According to The Wall Street Journal, Apple has asked for production of two new iPhone 6 models - one with a 4.7-inch and the other with a 5.5-inch touchscreen - to begin next month. Apple's iPhone 5s and 5c devices have 4-inch screens and must do battle with popular large-screen smartphones made by Samsung, HTC, LG, Xiaomi and other Google (GOOG) Android-based smartphones.
Apple shares were gaining 0.23% to $94.16 in late morning trading in New York.
Last year, Apple reportedly ordered between 50 and 60 million of the then new iPhone 5s and 5c's in advance of the Sept. 20th introduction. Almost immediately, customers faced big shortages and huge delays due to the overwhelming demand. Aiming not to have the same problem this year, Apple is reportedly asking its suppliers to ramp up huge numbers of finished handsets in advance of the upcoming, but unannounced launch date.
The next iPhones are rumored to be a complete redesign, with the models featuring rounded edges, larger sized screens made from Apple's sapphire glass technology, an improved camera, the ability to communicate with Apple's much rumored smartwatch and will include the already announced iOS 8 operating system.

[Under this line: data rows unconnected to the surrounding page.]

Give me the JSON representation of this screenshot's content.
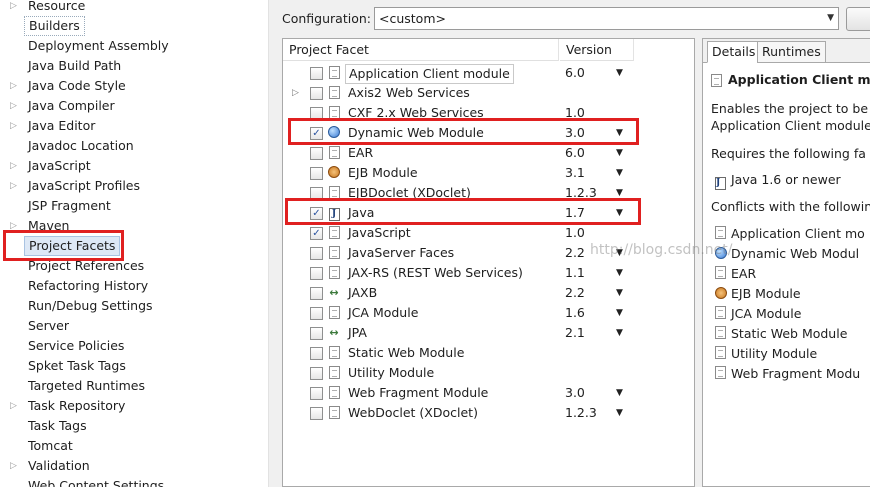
{
  "nav": {
    "items": [
      {
        "label": "Resource",
        "expandable": true
      },
      {
        "label": "Builders",
        "expandable": false
      },
      {
        "label": "Deployment Assembly",
        "expandable": false
      },
      {
        "label": "Java Build Path",
        "expandable": false
      },
      {
        "label": "Java Code Style",
        "expandable": true
      },
      {
        "label": "Java Compiler",
        "expandable": true
      },
      {
        "label": "Java Editor",
        "expandable": true
      },
      {
        "label": "Javadoc Location",
        "expandable": false
      },
      {
        "label": "JavaScript",
        "expandable": true
      },
      {
        "label": "JavaScript Profiles",
        "expandable": true
      },
      {
        "label": "JSP Fragment",
        "expandable": false
      },
      {
        "label": "Maven",
        "expandable": true
      },
      {
        "label": "Project Facets",
        "expandable": false
      },
      {
        "label": "Project References",
        "expandable": false
      },
      {
        "label": "Refactoring History",
        "expandable": false
      },
      {
        "label": "Run/Debug Settings",
        "expandable": false
      },
      {
        "label": "Server",
        "expandable": false
      },
      {
        "label": "Service Policies",
        "expandable": false
      },
      {
        "label": "Spket Task Tags",
        "expandable": false
      },
      {
        "label": "Targeted Runtimes",
        "expandable": false
      },
      {
        "label": "Task Repository",
        "expandable": true
      },
      {
        "label": "Task Tags",
        "expandable": false
      },
      {
        "label": "Tomcat",
        "expandable": false
      },
      {
        "label": "Validation",
        "expandable": true
      },
      {
        "label": "Web Content Settings",
        "expandable": false
      }
    ]
  },
  "config": {
    "label": "Configuration:",
    "value": "<custom>"
  },
  "facets": {
    "header_facet": "Project Facet",
    "header_version": "Version",
    "rows": [
      {
        "name": "Application Client module",
        "version": "6.0",
        "checked": false,
        "icon": "page-icon",
        "has_dropdown": true
      },
      {
        "name": "Axis2 Web Services",
        "version": "",
        "checked": false,
        "icon": "page-icon",
        "has_dropdown": false
      },
      {
        "name": "CXF 2.x Web Services",
        "version": "1.0",
        "checked": false,
        "icon": "page-icon",
        "has_dropdown": false
      },
      {
        "name": "Dynamic Web Module",
        "version": "3.0",
        "checked": true,
        "icon": "globe-icon",
        "has_dropdown": true
      },
      {
        "name": "EAR",
        "version": "6.0",
        "checked": false,
        "icon": "page-icon",
        "has_dropdown": true
      },
      {
        "name": "EJB Module",
        "version": "3.1",
        "checked": false,
        "icon": "bean-icon",
        "has_dropdown": true
      },
      {
        "name": "EJBDoclet (XDoclet)",
        "version": "1.2.3",
        "checked": false,
        "icon": "page-icon",
        "has_dropdown": true
      },
      {
        "name": "Java",
        "version": "1.7",
        "checked": true,
        "icon": "java-icon",
        "has_dropdown": true
      },
      {
        "name": "JavaScript",
        "version": "1.0",
        "checked": true,
        "icon": "page-icon",
        "has_dropdown": false
      },
      {
        "name": "JavaServer Faces",
        "version": "2.2",
        "checked": false,
        "icon": "page-icon",
        "has_dropdown": true
      },
      {
        "name": "JAX-RS (REST Web Services)",
        "version": "1.1",
        "checked": false,
        "icon": "page-icon",
        "has_dropdown": true
      },
      {
        "name": "JAXB",
        "version": "2.2",
        "checked": false,
        "icon": "arrows-icon",
        "has_dropdown": true
      },
      {
        "name": "JCA Module",
        "version": "1.6",
        "checked": false,
        "icon": "page-icon",
        "has_dropdown": true
      },
      {
        "name": "JPA",
        "version": "2.1",
        "checked": false,
        "icon": "arrows-icon",
        "has_dropdown": true
      },
      {
        "name": "Static Web Module",
        "version": "",
        "checked": false,
        "icon": "page-icon",
        "has_dropdown": false
      },
      {
        "name": "Utility Module",
        "version": "",
        "checked": false,
        "icon": "page-icon",
        "has_dropdown": false
      },
      {
        "name": "Web Fragment Module",
        "version": "3.0",
        "checked": false,
        "icon": "page-icon",
        "has_dropdown": true
      },
      {
        "name": "WebDoclet (XDoclet)",
        "version": "1.2.3",
        "checked": false,
        "icon": "page-icon",
        "has_dropdown": true
      }
    ]
  },
  "details": {
    "tab_details": "Details",
    "tab_runtimes": "Runtimes",
    "title": "Application Client m",
    "desc1": "Enables the project to be",
    "desc2": "Application Client module",
    "requires": "Requires the following fa",
    "requires_item": "Java 1.6 or newer",
    "conflicts": "Conflicts with the followin",
    "conflict_items": [
      "Application Client mo",
      "Dynamic Web Modul",
      "EAR",
      "EJB Module",
      "JCA Module",
      "Static Web Module",
      "Utility Module",
      "Web Fragment Modu"
    ]
  },
  "watermark": "http://blog.csdn.net/",
  "colors": {
    "highlight_red": "#e02020",
    "selection_bg": "#dde8f6"
  }
}
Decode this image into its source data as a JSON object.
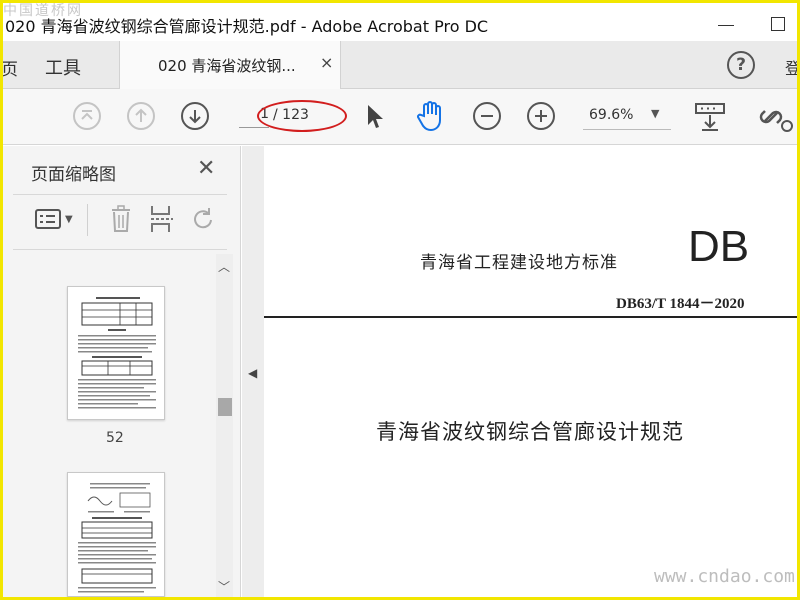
{
  "window": {
    "title": "020 青海省波纹钢综合管廊设计规范.pdf - Adobe Acrobat Pro DC",
    "watermark_top": "中国道桥网"
  },
  "tabs": {
    "home_label": "页",
    "tools_label": "工具",
    "doc_label": "020 青海省波纹钢...",
    "doc_close": "×",
    "right_edge": "登"
  },
  "toolbar": {
    "page_current": "1",
    "page_total": "/ 123",
    "zoom": "69.6%"
  },
  "nav": {
    "title": "页面缩略图",
    "close": "✕",
    "thumb1_label": "52"
  },
  "document": {
    "standard_name": "青海省工程建设地方标准",
    "db_mark": "DB",
    "code": "DB63/T 1844－2020",
    "title": "青海省波纹钢综合管廊设计规范"
  },
  "watermark_bottom": "www.cndao.com",
  "colors": {
    "highlight_ellipse": "#d21e1e",
    "frame_border": "#f2e600",
    "active_tool": "#1473e6"
  }
}
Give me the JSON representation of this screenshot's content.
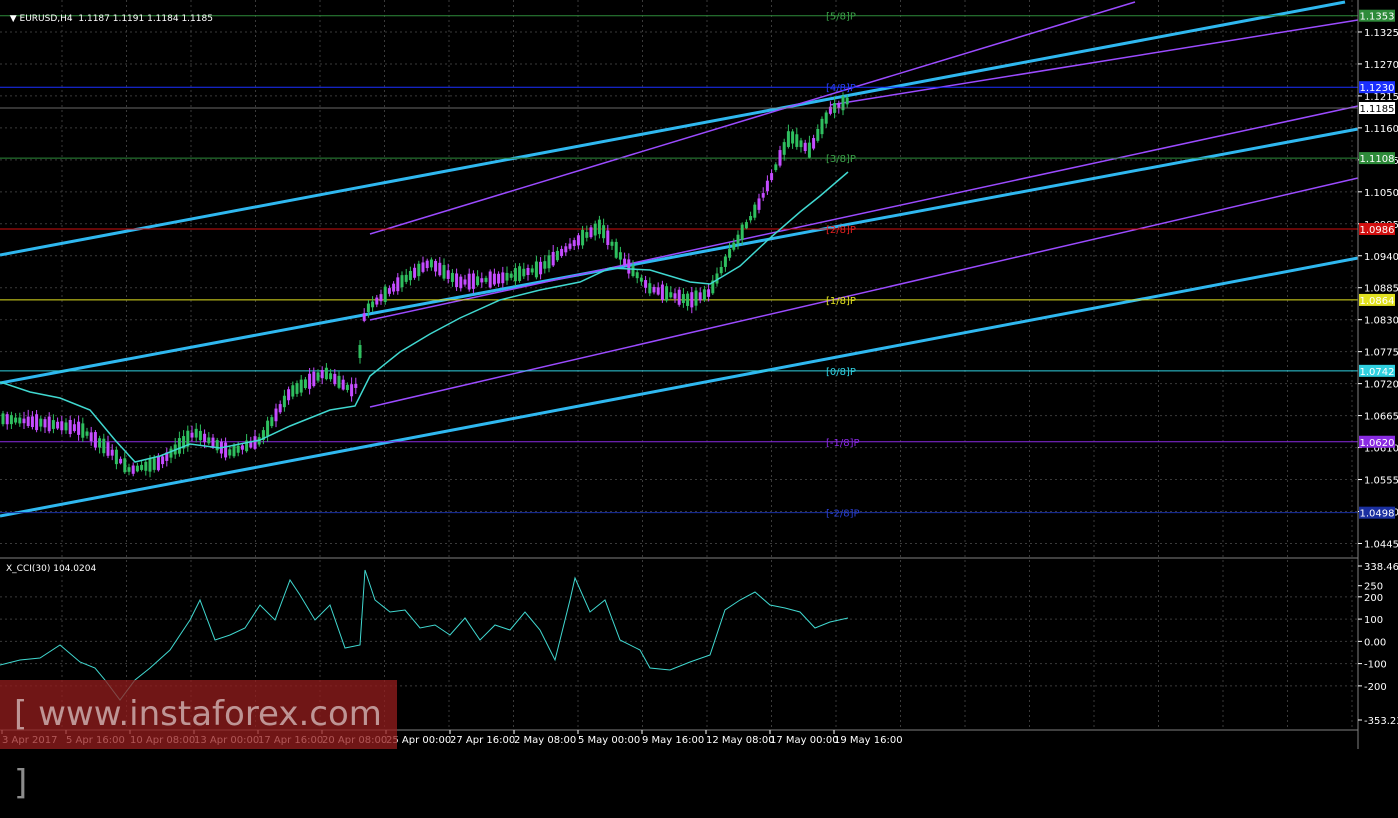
{
  "header": {
    "symbol_label": "EURUSD,H4",
    "ohlc": "1.1187 1.1191 1.1184 1.1185",
    "indicator_label": "X_CCI(30) 104.0204"
  },
  "colors": {
    "background": "#000000",
    "grid": "#3a3a3a",
    "candle_up": "#2fbf5f",
    "candle_down": "#c44cff",
    "ma": "#40d8d0",
    "trend_thick": "#2fb8f0",
    "channel": "#9b4bff",
    "cci": "#40d8d0"
  },
  "price_axis": {
    "ticks": [
      "1.1325",
      "1.1270",
      "1.1215",
      "1.1160",
      "1.1105",
      "1.1050",
      "1.0995",
      "1.0940",
      "1.0885",
      "1.0830",
      "1.0775",
      "1.0720",
      "1.0665",
      "1.0610",
      "1.0555",
      "1.0500",
      "1.0445"
    ]
  },
  "cci_axis": {
    "ticks": [
      "338.4682",
      "250",
      "200",
      "100",
      "0.00",
      "-100",
      "-200",
      "-353.231"
    ]
  },
  "time_axis": {
    "ticks": [
      "3 Apr 2017",
      "5 Apr 16:00",
      "10 Apr 08:00",
      "13 Apr 00:00",
      "17 Apr 16:00",
      "20 Apr 08:00",
      "25 Apr 00:00",
      "27 Apr 16:00",
      "2 May 08:00",
      "5 May 00:00",
      "9 May 16:00",
      "12 May 08:00",
      "17 May 00:00",
      "19 May 16:00"
    ]
  },
  "levels": [
    {
      "label": "[5/8]P",
      "price_tag": "1.1353",
      "color": "#2e8b3a",
      "text_color": "#3aa048"
    },
    {
      "label": "[4/8]P",
      "price_tag": "1.1230",
      "color": "#1a2fff",
      "text_color": "#2a3fff"
    },
    {
      "label": "[3/8]P",
      "price_tag": "1.1108",
      "color": "#2e8b3a",
      "text_color": "#3aa048"
    },
    {
      "label": "[2/8]P",
      "price_tag": "1.0986",
      "color": "#d01010",
      "text_color": "#e02020"
    },
    {
      "label": "[1/8]P",
      "price_tag": "1.0864",
      "color": "#e0e020",
      "text_color": "#e0e020"
    },
    {
      "label": "[0/8]P",
      "price_tag": "1.0742",
      "color": "#30d0e0",
      "text_color": "#30d0e0"
    },
    {
      "label": "[-1/8]P",
      "price_tag": "1.0620",
      "color": "#8a2be2",
      "text_color": "#8a2be2"
    },
    {
      "label": "[-2/8]P",
      "price_tag": "1.0498",
      "color": "#1a2fa0",
      "text_color": "#2a3fd0"
    }
  ],
  "current_price": "1.1185",
  "watermark": "[ www.instaforex.com ]"
}
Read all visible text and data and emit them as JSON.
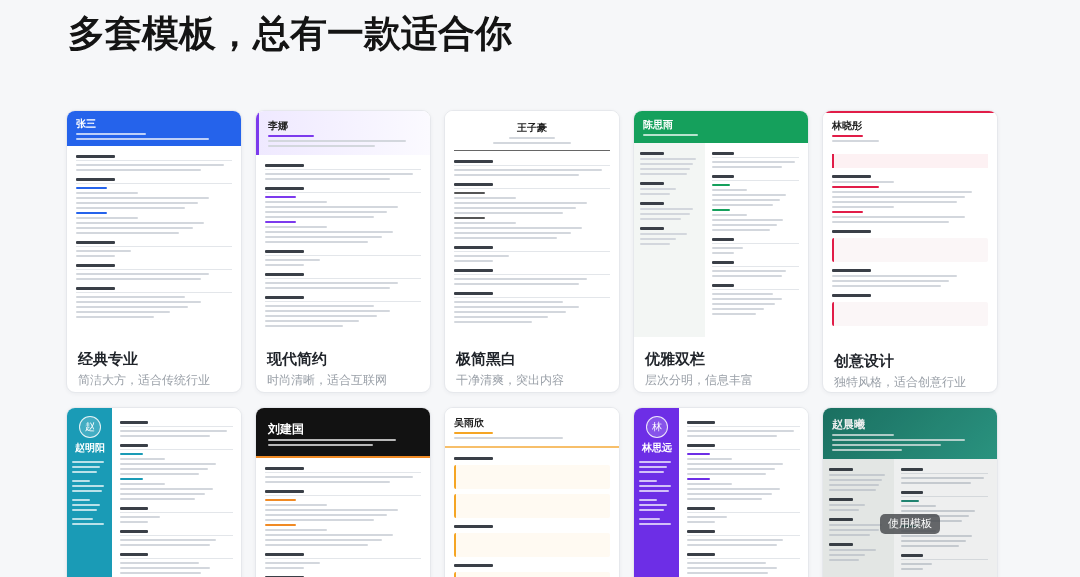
{
  "heading": "多套模板，总有一款适合你",
  "hover_button": {
    "label": "使用模板"
  },
  "templates": [
    {
      "kind": "classic",
      "resume_name": "张三",
      "title": "经典专业",
      "description": "简洁大方，适合传统行业",
      "hovered": false
    },
    {
      "kind": "modern",
      "resume_name": "李娜",
      "title": "现代简约",
      "description": "时尚清晰，适合互联网",
      "hovered": false
    },
    {
      "kind": "minimal",
      "resume_name": "王子豪",
      "title": "极简黑白",
      "description": "干净清爽，突出内容",
      "hovered": false
    },
    {
      "kind": "twocolumn",
      "resume_name": "陈思雨",
      "title": "优雅双栏",
      "description": "层次分明，信息丰富",
      "hovered": false
    },
    {
      "kind": "creative",
      "resume_name": "林晓彤",
      "title": "创意设计",
      "description": "独特风格，适合创意行业",
      "hovered": false
    },
    {
      "kind": "sidebar",
      "avatar": "赵",
      "resume_name": "赵明阳",
      "hovered": false
    },
    {
      "kind": "dark",
      "resume_name": "刘建国",
      "hovered": false
    },
    {
      "kind": "accent",
      "resume_name": "吴雨欣",
      "hovered": false
    },
    {
      "kind": "violet",
      "avatar": "林",
      "resume_name": "林思远",
      "hovered": false
    },
    {
      "kind": "banner",
      "resume_name": "赵晨曦",
      "hovered": true
    }
  ]
}
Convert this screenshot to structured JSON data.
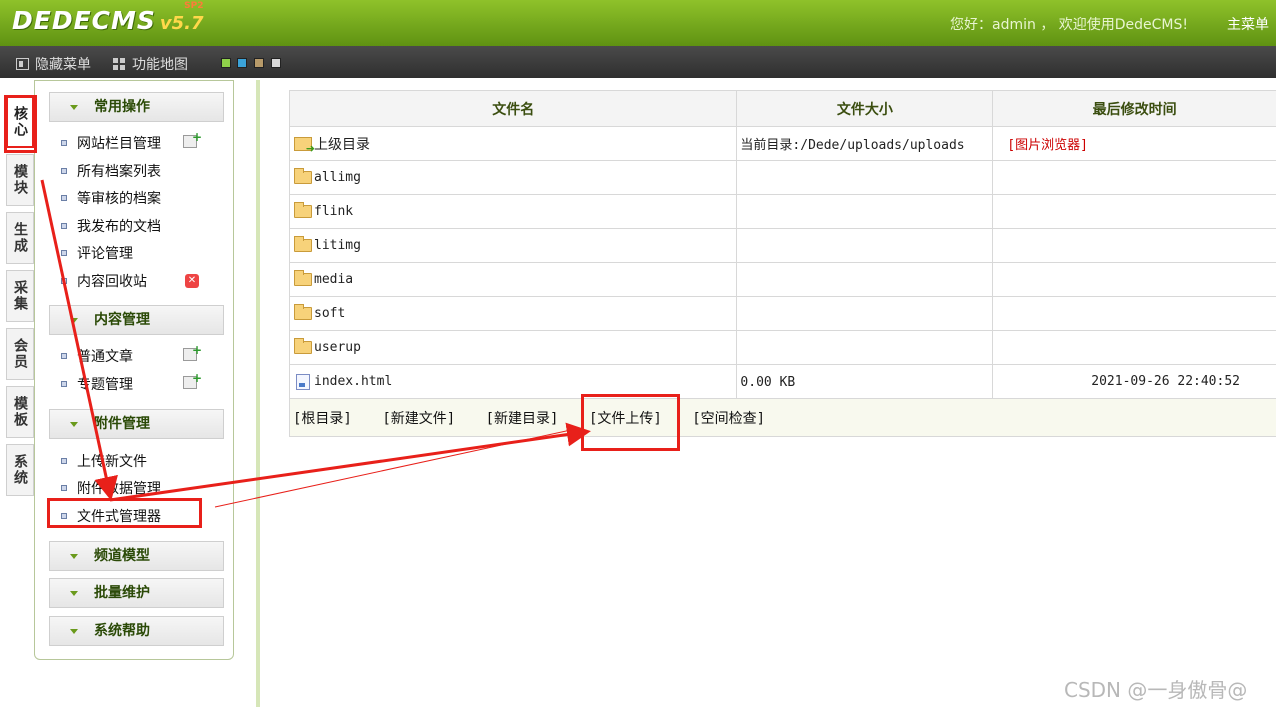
{
  "header": {
    "logo_text": "DEDECMS",
    "version": "v5.7",
    "version_tag": "SP2",
    "welcome": "您好：admin ， 欢迎使用DedeCMS!",
    "main_menu": "主菜单"
  },
  "toolbar": {
    "hide_menu": "隐藏菜单",
    "site_map": "功能地图",
    "theme_swatches": [
      "#8fd14a",
      "#3ba3d9",
      "#b89b6a",
      "#d8d8d8"
    ]
  },
  "vtabs": [
    "核心",
    "模块",
    "生成",
    "采集",
    "会员",
    "模板",
    "系统"
  ],
  "sidebar": {
    "groups": [
      {
        "title": "常用操作",
        "items": [
          "网站栏目管理",
          "所有档案列表",
          "等审核的档案",
          "我发布的文档",
          "评论管理",
          "内容回收站"
        ]
      },
      {
        "title": "内容管理",
        "items": [
          "普通文章",
          "专题管理"
        ]
      },
      {
        "title": "附件管理",
        "items": [
          "上传新文件",
          "附件数据管理",
          "文件式管理器"
        ]
      },
      {
        "title": "频道模型",
        "items": []
      },
      {
        "title": "批量维护",
        "items": []
      },
      {
        "title": "系统帮助",
        "items": []
      }
    ]
  },
  "table": {
    "headers": [
      "文件名",
      "文件大小",
      "最后修改时间"
    ],
    "parent_dir": "上级目录",
    "current_dir": "当前目录:/Dede/uploads/uploads",
    "image_browser": "[图片浏览器]",
    "folders": [
      "allimg",
      "flink",
      "litimg",
      "media",
      "soft",
      "userup"
    ],
    "files": [
      {
        "name": "index.html",
        "size": "0.00 KB",
        "modified": "2021-09-26 22:40:52"
      }
    ],
    "actions": [
      "[根目录]",
      "[新建文件]",
      "[新建目录]",
      "[文件上传]",
      "[空间检查]"
    ]
  },
  "watermark": "CSDN @一身傲骨@"
}
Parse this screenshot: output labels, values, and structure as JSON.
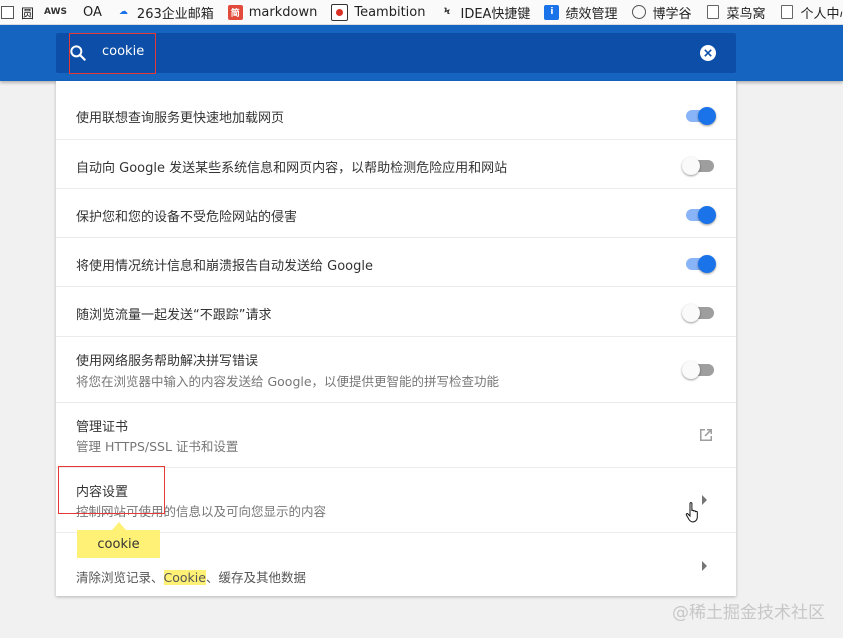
{
  "bookmarks": [
    {
      "label": "圆",
      "icon": "page-icon"
    },
    {
      "label": "",
      "icon": "aws-icon"
    },
    {
      "label": "OA",
      "icon": ""
    },
    {
      "label": "263企业邮箱",
      "icon": "cloud-icon"
    },
    {
      "label": "markdown",
      "icon": "jianshu-icon"
    },
    {
      "label": "Teambition",
      "icon": "teambition-icon"
    },
    {
      "label": "IDEA快捷键",
      "icon": "idea-icon"
    },
    {
      "label": "绩效管理",
      "icon": "info-icon"
    },
    {
      "label": "博学谷",
      "icon": "circle-icon"
    },
    {
      "label": "菜鸟窝",
      "icon": "page-icon"
    },
    {
      "label": "个人中心",
      "icon": "page-icon"
    }
  ],
  "search": {
    "query": "cookie"
  },
  "rows": [
    {
      "title": "使用联想查询服务更快速地加载网页",
      "toggle": "on"
    },
    {
      "title": "自动向 Google 发送某些系统信息和网页内容，以帮助检测危险应用和网站",
      "toggle": "off"
    },
    {
      "title": "保护您和您的设备不受危险网站的侵害",
      "toggle": "on"
    },
    {
      "title": "将使用情况统计信息和崩溃报告自动发送给 Google",
      "toggle": "on"
    },
    {
      "title": "随浏览流量一起发送“不跟踪”请求",
      "toggle": "off"
    },
    {
      "title": "使用网络服务帮助解决拼写错误",
      "subtitle": "将您在浏览器中输入的内容发送给 Google，以便提供更智能的拼写检查功能",
      "toggle": "off"
    },
    {
      "title": "管理证书",
      "subtitle": "管理 HTTPS/SSL 证书和设置"
    },
    {
      "title": "内容设置",
      "subtitle": "控制网站可使用的信息以及可向您显示的内容"
    },
    {
      "subtitle_pre": "清除浏览记录、",
      "subtitle_mark": "Cookie",
      "subtitle_post": "、缓存及其他数据"
    }
  ],
  "tooltip": "cookie",
  "watermark": "@稀土掘金技术社区",
  "colors": {
    "header": "#1565c0",
    "toggle_on": "#1a73e8",
    "highlight": "#fff176",
    "annotation": "#e53935"
  }
}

Ivan Feinseth of Tigress Financial Partners believes the new iPhone 6 devices will have more memory as well as larger screens to better compete with Samsung's big Galaxy and Galaxy Note smartphones. The "current iPhones are too small for most people" who would prefer larger screens to browse through photos and watch videos," Feinseth said via phone. He rates Apple a "strong buy."
Apple faces increased competition from other companies already making and successfully selling millions of large screen smartphones. Also this fall, Samsung is expected to announce its new Galaxy Note 5 phablet - possibly with a jumbo, somewhat flexible screen. HTC is working on variants of its well received One smartphone and LG is releasing its new flagship G3 model this week.
Raymond James analyst Tavis McCourt said the high-end of the current smartphone market is currently ruled by an Apple-Samsung duopoly and that will not change much with the release of new phones. In a phone interview, McCourt said the new iPhone models could grab some sales away from the other high-end manufacturers but should have only "a modest impact" on Samsung. McCourt added that the same is true in China where Apple has been successfully selling its high-end handsets while other local brands such as Xiaomi, Lenovo, Huawei and Oppo are moving many less expensive models.
This morning, China's up-and-coming Xiaomi announced its loaded "Mi 4" an Android phone with top-of-the-line specifications (Qualcomm (QCOM) Snapdragon 801 processor, 3 GB RAM, 13 MP camera) and a metal, iPhone-like frame that will sell for $320 (16 GB) to $420 (64 GB) without a contract. Xiaomi announced it has sold more than 21 million phones in the first half of this year. The company also announced a $13 wireless fitness band, today, designed to work with its new phone.
Today's reported comes on the day that Apple will announce its quarterly earning after the closing bell. Analysts surveyed by Thomson Reuters expect the company to announce earnings per share of $1.23 cents a share on $37.99 billion in revenue. Analysts will be especially interested to see how many iPhones Apple sold in the third quarter. That number is expected to fall in the 35-36 million unit range.